Here is the breakdown of the major changes you need to know:
1. New Borrower Repayment Restrictions
Anyone who takes out a federal student loan after July 1 is classified as a “new borrower” and faces heavy restrictions on how they can repay their debt.
- Fewer Options: Borrowers will be limited to just two repayment plans instead of the previous six.
- Repayment Assistance Plan (RAP): Monthly payments range from 1% to 10% of earnings, but forgiveness requires 30 years of payments (up from 20).
- Tiered Standard Plan: Fixed payments over four possible timeframes.

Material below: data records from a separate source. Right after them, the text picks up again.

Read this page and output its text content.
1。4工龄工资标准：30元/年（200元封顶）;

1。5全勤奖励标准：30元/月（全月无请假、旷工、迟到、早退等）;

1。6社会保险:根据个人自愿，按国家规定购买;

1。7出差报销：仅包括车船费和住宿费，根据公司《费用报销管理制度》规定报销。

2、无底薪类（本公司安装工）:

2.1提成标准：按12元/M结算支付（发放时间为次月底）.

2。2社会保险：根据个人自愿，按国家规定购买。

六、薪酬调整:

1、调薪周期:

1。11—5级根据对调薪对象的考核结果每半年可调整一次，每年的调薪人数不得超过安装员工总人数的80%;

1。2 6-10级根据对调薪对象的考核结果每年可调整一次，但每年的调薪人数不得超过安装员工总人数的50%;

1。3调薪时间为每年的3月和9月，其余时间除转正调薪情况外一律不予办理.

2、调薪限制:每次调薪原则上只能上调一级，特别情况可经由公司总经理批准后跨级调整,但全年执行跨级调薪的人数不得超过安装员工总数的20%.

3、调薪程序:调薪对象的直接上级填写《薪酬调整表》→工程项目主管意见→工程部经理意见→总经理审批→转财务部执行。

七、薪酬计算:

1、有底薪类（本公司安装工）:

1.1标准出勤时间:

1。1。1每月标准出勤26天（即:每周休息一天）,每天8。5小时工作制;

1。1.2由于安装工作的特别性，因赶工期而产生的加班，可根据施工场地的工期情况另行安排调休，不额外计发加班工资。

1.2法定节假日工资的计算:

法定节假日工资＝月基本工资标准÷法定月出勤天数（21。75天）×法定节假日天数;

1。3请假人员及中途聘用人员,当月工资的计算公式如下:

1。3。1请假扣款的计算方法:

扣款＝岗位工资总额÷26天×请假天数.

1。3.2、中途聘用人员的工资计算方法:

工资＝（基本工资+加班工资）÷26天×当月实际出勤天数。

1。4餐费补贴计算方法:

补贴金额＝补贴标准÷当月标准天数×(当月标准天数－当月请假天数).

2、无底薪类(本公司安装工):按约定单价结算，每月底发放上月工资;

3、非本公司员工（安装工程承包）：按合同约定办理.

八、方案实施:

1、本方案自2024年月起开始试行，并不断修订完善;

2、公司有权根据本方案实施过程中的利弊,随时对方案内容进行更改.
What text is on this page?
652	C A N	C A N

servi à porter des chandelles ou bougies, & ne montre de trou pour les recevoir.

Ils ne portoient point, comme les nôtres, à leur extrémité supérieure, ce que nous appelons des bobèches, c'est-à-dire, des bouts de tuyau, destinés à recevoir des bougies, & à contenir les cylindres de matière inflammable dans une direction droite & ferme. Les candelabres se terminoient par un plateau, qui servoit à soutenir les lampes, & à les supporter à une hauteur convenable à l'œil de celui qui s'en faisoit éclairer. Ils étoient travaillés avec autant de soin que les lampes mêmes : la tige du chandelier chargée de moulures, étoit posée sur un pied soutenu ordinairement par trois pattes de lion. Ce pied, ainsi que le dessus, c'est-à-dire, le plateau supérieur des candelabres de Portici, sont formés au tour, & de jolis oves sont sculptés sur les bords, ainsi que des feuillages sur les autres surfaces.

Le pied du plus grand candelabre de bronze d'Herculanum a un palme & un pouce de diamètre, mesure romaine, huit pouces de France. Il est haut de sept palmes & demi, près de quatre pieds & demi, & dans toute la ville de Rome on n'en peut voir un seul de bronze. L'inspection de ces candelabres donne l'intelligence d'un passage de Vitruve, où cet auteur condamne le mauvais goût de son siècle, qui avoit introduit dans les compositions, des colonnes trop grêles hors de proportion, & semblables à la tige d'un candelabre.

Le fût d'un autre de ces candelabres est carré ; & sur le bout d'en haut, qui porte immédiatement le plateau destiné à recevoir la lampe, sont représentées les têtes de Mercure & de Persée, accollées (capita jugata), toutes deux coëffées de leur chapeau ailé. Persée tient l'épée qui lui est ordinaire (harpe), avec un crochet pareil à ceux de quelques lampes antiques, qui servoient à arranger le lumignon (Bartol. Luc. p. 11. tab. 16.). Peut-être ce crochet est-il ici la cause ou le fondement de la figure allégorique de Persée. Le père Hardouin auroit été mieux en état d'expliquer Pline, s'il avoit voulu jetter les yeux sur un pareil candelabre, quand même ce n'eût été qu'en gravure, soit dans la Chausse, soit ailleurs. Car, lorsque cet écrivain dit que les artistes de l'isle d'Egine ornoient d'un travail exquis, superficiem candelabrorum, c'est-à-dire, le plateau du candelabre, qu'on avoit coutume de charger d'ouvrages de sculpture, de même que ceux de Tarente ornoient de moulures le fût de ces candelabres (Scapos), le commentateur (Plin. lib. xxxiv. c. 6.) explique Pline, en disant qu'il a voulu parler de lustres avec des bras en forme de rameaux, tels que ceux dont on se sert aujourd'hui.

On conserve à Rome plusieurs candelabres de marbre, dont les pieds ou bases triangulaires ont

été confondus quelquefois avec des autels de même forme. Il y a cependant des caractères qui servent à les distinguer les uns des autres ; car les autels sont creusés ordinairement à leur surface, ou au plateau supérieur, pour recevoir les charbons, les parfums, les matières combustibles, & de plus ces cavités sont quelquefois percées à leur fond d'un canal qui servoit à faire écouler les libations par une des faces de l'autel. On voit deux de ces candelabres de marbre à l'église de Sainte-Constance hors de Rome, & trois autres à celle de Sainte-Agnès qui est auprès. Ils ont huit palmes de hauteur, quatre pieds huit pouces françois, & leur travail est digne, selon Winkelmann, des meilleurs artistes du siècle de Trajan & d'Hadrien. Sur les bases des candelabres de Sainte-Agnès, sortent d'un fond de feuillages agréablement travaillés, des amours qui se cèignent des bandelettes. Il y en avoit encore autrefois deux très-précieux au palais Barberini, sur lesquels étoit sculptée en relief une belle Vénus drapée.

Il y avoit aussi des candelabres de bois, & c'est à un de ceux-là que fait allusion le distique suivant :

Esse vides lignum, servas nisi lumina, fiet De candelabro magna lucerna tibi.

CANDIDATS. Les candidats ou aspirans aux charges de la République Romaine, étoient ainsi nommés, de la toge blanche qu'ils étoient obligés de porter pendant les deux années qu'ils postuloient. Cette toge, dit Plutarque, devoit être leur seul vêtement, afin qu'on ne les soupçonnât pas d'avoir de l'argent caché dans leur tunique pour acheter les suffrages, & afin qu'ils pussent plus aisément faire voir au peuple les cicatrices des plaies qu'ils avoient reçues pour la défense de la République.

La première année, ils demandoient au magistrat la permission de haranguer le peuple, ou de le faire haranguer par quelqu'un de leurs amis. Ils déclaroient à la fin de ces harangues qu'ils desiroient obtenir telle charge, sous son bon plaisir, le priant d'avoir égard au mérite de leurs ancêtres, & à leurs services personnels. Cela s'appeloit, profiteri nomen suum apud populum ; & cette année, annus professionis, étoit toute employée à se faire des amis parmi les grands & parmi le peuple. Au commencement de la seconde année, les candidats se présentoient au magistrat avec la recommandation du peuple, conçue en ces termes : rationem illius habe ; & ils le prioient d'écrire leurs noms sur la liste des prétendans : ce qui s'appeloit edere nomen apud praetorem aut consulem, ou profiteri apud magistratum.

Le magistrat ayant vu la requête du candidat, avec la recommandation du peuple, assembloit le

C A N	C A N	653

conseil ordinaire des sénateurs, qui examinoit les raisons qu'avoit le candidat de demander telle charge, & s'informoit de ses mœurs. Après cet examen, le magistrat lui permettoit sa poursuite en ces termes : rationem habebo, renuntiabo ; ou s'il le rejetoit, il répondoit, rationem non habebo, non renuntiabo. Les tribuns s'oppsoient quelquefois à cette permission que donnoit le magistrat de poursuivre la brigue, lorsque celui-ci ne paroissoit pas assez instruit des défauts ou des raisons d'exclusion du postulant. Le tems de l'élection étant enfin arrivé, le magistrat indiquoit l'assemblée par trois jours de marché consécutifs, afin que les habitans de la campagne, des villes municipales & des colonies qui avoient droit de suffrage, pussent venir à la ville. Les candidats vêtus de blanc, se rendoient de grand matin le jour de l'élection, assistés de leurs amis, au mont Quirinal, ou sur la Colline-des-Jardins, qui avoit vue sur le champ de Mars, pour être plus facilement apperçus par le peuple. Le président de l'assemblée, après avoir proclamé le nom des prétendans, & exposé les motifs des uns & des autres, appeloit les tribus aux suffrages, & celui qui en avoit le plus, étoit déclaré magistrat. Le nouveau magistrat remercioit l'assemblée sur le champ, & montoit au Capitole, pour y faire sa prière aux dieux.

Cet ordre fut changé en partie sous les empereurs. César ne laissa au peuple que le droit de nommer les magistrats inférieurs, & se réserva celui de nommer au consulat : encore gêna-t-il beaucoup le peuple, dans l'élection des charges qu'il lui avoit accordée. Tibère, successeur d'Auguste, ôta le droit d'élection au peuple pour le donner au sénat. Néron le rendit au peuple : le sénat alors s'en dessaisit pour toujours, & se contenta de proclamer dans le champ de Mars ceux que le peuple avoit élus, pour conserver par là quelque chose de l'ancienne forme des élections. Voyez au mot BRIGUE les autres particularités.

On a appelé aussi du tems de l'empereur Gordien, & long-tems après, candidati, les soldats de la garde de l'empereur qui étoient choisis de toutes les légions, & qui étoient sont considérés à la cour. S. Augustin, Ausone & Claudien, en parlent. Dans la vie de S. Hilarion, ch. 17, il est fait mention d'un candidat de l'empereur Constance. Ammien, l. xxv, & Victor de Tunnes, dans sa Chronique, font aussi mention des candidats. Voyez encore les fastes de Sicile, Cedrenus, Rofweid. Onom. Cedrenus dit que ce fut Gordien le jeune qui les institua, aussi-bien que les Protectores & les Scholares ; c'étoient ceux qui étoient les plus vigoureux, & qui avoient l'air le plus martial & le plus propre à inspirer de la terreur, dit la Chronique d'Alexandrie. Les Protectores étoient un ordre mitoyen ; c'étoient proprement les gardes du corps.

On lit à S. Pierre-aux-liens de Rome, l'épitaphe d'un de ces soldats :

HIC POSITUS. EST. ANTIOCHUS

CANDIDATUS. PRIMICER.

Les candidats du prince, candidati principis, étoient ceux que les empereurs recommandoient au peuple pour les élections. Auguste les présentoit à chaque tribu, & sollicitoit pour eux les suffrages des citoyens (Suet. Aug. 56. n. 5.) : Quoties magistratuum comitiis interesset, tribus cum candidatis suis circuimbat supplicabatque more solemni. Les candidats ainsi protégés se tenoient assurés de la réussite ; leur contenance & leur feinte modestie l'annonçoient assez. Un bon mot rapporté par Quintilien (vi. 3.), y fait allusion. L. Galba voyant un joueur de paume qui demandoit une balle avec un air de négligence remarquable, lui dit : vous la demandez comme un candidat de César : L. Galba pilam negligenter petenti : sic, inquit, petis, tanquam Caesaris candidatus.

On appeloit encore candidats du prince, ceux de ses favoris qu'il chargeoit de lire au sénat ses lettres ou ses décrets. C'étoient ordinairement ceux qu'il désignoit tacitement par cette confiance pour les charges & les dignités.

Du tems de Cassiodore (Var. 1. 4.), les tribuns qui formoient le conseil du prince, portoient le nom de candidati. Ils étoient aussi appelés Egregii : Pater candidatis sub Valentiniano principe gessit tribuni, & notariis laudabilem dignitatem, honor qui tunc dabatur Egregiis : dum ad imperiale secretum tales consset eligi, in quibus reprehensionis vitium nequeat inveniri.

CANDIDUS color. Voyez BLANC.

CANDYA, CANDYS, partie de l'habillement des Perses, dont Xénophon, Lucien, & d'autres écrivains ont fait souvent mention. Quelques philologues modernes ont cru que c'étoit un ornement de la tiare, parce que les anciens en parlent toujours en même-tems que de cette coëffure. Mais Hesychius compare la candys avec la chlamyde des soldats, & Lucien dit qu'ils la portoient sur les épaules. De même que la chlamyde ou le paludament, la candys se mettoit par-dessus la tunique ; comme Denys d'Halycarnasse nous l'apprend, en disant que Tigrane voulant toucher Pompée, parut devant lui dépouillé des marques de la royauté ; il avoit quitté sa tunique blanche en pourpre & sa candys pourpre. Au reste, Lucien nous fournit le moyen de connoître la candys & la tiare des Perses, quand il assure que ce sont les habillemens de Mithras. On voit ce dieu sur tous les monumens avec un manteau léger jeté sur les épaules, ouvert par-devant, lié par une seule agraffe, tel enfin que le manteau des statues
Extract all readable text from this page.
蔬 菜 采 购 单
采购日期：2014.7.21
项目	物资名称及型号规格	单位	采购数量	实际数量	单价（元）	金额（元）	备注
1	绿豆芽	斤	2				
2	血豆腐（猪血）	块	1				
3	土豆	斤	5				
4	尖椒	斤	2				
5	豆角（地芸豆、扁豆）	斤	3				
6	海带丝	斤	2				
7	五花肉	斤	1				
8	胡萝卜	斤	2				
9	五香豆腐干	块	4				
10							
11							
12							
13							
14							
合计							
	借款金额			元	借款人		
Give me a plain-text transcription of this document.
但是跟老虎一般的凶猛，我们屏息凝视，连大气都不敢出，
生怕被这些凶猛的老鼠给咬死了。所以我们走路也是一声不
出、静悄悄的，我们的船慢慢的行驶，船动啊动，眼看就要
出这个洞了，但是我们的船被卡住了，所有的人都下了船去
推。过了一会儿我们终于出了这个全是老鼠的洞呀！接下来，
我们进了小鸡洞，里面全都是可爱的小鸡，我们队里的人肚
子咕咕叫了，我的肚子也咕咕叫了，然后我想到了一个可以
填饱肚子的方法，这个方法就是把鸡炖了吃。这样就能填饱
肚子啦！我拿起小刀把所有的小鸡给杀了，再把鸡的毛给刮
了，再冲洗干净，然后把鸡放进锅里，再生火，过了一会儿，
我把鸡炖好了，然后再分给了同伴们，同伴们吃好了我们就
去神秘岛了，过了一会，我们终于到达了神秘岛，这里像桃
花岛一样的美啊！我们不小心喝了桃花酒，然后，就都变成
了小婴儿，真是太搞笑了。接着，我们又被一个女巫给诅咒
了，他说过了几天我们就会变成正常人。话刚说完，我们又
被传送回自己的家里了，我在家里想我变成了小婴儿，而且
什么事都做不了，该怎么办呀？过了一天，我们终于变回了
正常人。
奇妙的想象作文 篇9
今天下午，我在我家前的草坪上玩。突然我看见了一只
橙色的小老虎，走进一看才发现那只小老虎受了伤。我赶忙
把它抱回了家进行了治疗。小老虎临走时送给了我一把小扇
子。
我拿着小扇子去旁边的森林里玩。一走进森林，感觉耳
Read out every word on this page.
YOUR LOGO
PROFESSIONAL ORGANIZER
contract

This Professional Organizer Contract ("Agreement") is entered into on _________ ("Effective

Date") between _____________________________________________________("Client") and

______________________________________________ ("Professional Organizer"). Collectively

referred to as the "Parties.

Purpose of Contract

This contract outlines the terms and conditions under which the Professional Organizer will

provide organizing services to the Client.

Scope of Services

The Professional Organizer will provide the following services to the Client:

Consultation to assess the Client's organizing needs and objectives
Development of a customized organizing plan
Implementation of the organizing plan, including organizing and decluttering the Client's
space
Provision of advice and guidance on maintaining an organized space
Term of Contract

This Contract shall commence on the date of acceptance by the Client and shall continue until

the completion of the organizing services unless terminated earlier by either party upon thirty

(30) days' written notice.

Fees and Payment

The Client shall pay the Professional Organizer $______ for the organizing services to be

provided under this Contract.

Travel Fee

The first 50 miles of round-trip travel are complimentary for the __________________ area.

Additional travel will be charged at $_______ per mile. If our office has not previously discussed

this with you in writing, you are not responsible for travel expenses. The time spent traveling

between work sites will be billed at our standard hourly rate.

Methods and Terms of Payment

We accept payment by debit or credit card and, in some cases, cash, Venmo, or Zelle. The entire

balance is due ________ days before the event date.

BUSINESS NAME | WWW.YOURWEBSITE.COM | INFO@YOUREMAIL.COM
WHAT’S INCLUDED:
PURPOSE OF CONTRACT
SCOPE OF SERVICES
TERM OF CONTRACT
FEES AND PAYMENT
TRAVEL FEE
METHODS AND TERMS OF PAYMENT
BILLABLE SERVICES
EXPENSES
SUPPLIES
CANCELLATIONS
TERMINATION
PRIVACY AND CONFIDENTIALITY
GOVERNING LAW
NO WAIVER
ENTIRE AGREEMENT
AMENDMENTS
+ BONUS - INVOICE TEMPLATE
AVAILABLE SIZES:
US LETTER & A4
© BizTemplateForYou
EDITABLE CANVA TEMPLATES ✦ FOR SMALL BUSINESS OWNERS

Existing borrowers retain access to older, more favorable Income-Based Repayment (IBR) plans, making new borrowing decisions far more consequential.
2. The SAVE Plan is Gone
The SAVE repayment plan has been eliminated, throwing previous assumptions about affordable monthly payments out the window. Borrowers transitioning off this plan are seeing their monthly payments jump significantly.
- Check Your Dashboard: Because plan cancellations or transfers might have caused servicer processing errors, it is critical to log into StudentAid.gov to verify your current active plan and payment amount.
3. Lower Borrowing Limits & Caps
To combat rising education debt, strict new limits are being placed on how much individuals can borrow:
- Graduate Students: The Graduate PLUS loan is eliminated for new borrowers. Overall borrowing limits for graduate students are dropping from $138,500 to $100,000.
- Professional Students: Capped at $50,000 per year with a $200,000 lifetime limit.
- All Borrowers: A strict new $257,500 lifetime cap applies to all federal loan borrowers.